Via via che perfezioniamo noi stessi ed il nostro sadhana, procediamo sempre più internamente, rimuovendo gli strati di sporco e impurità accumulati sottoforma di karma e samskara. Allo stesso tempo svelerà sempre più facce del potenziale interiore nascosto e della personalità. Queste nuove facce sono migliori di quelle vecchie perché sono più profonde, più vere e più in sintonia con il cosmo esterno. L’attività caotica bio-mentale è trasformata in maggiore consapevolezza universale. Quando gli schemi vecchi e caotici saranno sradicati potremmo essere più in contatto con la forza sottile, universale e cosmica – prana.

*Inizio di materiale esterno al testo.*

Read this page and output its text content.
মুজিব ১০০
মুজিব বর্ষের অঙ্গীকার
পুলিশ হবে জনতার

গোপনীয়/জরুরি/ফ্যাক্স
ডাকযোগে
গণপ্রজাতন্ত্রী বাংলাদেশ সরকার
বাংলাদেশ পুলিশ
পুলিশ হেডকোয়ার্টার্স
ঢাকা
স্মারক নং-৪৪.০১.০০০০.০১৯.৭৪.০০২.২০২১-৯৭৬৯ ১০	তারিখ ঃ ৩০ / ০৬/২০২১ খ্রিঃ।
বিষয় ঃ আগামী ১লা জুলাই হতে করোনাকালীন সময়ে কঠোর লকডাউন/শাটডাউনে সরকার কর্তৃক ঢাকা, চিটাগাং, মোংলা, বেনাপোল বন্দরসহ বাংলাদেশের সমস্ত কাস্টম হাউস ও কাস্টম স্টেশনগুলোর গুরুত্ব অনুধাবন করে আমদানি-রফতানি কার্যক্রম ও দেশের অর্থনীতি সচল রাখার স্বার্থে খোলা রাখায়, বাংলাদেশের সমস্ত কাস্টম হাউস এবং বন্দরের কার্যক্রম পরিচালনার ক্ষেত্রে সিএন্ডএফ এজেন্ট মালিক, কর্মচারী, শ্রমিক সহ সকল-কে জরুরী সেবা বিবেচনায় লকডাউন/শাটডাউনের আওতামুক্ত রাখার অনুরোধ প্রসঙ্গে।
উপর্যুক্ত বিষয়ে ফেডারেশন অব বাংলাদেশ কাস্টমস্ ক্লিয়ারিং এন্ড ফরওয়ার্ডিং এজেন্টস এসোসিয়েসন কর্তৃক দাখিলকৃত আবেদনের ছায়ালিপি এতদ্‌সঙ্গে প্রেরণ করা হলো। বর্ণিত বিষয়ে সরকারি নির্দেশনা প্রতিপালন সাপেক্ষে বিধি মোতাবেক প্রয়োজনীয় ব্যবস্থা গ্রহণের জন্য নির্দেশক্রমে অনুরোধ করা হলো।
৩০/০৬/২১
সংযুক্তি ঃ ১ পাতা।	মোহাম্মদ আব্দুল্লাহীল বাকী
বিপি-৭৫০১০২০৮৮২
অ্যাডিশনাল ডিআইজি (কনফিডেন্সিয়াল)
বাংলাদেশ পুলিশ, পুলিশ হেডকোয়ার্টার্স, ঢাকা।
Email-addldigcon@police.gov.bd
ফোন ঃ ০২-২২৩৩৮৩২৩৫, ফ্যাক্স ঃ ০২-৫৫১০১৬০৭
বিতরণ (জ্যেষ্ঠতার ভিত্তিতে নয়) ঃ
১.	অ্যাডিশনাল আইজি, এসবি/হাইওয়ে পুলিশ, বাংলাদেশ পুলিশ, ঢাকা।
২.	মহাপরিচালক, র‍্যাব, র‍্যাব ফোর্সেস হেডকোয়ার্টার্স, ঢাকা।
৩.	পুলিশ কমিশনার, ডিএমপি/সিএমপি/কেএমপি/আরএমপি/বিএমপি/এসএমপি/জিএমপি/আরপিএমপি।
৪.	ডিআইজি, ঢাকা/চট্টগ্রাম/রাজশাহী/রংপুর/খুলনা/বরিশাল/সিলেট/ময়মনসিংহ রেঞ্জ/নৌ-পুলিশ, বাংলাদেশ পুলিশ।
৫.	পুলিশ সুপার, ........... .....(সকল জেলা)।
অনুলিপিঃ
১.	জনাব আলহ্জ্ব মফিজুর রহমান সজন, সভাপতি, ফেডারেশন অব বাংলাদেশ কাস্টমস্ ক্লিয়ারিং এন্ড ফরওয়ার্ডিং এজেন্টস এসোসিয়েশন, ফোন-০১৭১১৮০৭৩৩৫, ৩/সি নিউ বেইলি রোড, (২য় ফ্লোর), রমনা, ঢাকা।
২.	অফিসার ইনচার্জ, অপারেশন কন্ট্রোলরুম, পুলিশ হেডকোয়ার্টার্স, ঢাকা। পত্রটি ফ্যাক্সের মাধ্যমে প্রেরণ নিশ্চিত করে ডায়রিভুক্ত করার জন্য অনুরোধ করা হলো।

Diventando maestri del respiro diverremo anche maestri dei cicli del cervello e questa maestria deve procedere lentamente, altrimenti ci mancheranno alcuni passi vitali. È richiesta molta  preparazione per imparare come controllare e rallentare il respiro e il cervello e creare la connessione tra il respiro e la consapevolezza. Il processo è al tempo stesso cumulativo e progressivo e dà come risultato stabilità interiore, così che quando si avrà la vera esperienza spirituale saremo abbastanza forti da resistere e mantenerla.

Via via che il respiro rallenta, la consapevolezza sviluppata e ininterrotta penetra gli stati di consapevolezza normalmente accessibili solo nei sogni, nel sonno profondo e via di seguito.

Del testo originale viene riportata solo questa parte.